I think there's a lot of truth in a comment I read recently about writing. It doesn't matter what you read now, it's what you've read in the past that most affects your writing today.
Growing up, I steeped myself in romance. I'm not exaggerating when I say I read hundreds of the old hardback Mills and Boon. I also lapped up Jane Austen, the Brontes, Georgette Heyer, Victoria Holt, Mary Stewart, Barbara Cartland, Daphne du Maurier and many more. I was about 14 when I read 'When the Lion Feeds' by Wilbur Smith. I absolutely loved this sprawling drama about the Courtney family in South Africa. It can't be classified as a romance but it is a tremendously romantic story. For me, anyway, Wilbur Smith created the quintessential romantic hero in the fabulous Sean Courtney.
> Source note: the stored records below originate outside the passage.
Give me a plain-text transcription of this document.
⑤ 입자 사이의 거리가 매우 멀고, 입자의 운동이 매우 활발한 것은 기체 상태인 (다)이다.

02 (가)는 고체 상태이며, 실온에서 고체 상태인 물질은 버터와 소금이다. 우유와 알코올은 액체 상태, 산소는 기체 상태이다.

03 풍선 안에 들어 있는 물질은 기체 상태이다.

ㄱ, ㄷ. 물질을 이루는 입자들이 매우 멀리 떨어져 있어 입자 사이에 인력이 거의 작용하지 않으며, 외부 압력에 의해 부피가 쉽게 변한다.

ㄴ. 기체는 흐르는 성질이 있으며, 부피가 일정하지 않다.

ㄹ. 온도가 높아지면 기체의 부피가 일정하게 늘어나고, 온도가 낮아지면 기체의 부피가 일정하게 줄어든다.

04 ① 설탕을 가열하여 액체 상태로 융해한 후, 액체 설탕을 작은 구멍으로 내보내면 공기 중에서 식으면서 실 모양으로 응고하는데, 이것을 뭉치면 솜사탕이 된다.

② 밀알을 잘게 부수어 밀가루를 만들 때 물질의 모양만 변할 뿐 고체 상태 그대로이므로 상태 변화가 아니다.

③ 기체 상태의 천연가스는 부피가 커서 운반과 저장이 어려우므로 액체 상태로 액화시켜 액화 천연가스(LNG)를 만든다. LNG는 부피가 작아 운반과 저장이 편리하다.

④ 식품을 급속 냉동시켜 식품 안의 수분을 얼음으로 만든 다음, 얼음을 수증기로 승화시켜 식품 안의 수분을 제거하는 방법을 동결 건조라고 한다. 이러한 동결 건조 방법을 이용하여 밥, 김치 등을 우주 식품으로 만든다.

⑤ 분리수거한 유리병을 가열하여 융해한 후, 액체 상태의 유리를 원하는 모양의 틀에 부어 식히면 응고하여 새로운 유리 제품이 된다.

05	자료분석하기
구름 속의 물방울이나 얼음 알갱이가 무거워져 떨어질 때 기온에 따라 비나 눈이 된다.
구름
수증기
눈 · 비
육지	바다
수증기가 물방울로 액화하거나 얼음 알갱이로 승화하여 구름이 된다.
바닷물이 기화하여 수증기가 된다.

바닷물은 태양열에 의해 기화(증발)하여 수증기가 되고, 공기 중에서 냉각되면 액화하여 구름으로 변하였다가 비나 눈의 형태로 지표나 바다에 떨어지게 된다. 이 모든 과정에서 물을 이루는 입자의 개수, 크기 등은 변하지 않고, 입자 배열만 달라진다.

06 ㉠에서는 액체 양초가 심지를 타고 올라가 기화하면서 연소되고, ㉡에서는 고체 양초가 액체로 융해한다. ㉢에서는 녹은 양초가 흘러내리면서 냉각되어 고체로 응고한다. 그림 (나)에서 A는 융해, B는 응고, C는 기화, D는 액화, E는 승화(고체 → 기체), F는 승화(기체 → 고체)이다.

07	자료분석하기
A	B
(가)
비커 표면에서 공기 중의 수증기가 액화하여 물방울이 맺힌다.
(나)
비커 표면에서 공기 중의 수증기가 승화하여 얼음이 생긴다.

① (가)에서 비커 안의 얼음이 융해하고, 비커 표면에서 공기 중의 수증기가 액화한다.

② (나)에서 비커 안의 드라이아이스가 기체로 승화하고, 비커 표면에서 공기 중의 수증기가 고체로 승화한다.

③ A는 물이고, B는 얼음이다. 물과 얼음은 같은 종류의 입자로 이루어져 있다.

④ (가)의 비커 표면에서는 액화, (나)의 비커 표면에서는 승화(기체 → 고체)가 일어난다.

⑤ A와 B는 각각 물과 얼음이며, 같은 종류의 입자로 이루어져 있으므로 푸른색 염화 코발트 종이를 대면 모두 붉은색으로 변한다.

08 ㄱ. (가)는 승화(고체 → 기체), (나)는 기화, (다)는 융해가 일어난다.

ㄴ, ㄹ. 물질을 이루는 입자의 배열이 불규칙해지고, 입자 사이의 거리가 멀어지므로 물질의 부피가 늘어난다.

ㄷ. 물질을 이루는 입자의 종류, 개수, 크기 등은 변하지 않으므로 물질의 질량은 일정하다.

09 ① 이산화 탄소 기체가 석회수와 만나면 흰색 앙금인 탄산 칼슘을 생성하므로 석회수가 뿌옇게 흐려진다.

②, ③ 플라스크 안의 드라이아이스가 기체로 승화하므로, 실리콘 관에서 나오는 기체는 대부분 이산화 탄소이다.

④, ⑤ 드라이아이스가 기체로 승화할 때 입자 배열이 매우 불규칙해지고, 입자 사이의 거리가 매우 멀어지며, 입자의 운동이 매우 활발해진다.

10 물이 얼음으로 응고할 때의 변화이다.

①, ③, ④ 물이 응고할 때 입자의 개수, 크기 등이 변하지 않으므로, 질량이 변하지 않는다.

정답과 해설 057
I've been cried down in discussions when I compare Mills and Boon to Jane Austen and the Bronte sisters. All I can say is that I loved to read about one man and one woman who lived only for each other in worlds far removed from mine. I lost myself in these stories and absorbed the writing as if by osmosis. Over the years I've read more widely but I believe it's as a result of those early years of reading that I've finally achieved my goal of becoming a published writer in the romance genre.
My first completed novel, Kincaid's Call, which was highly commended in the Romance Writer's of New Zealand Clendon Award, will be released by The Wild Rose Press in May, 2010. It's taken me more than two decades of stop-start writing to achieve this.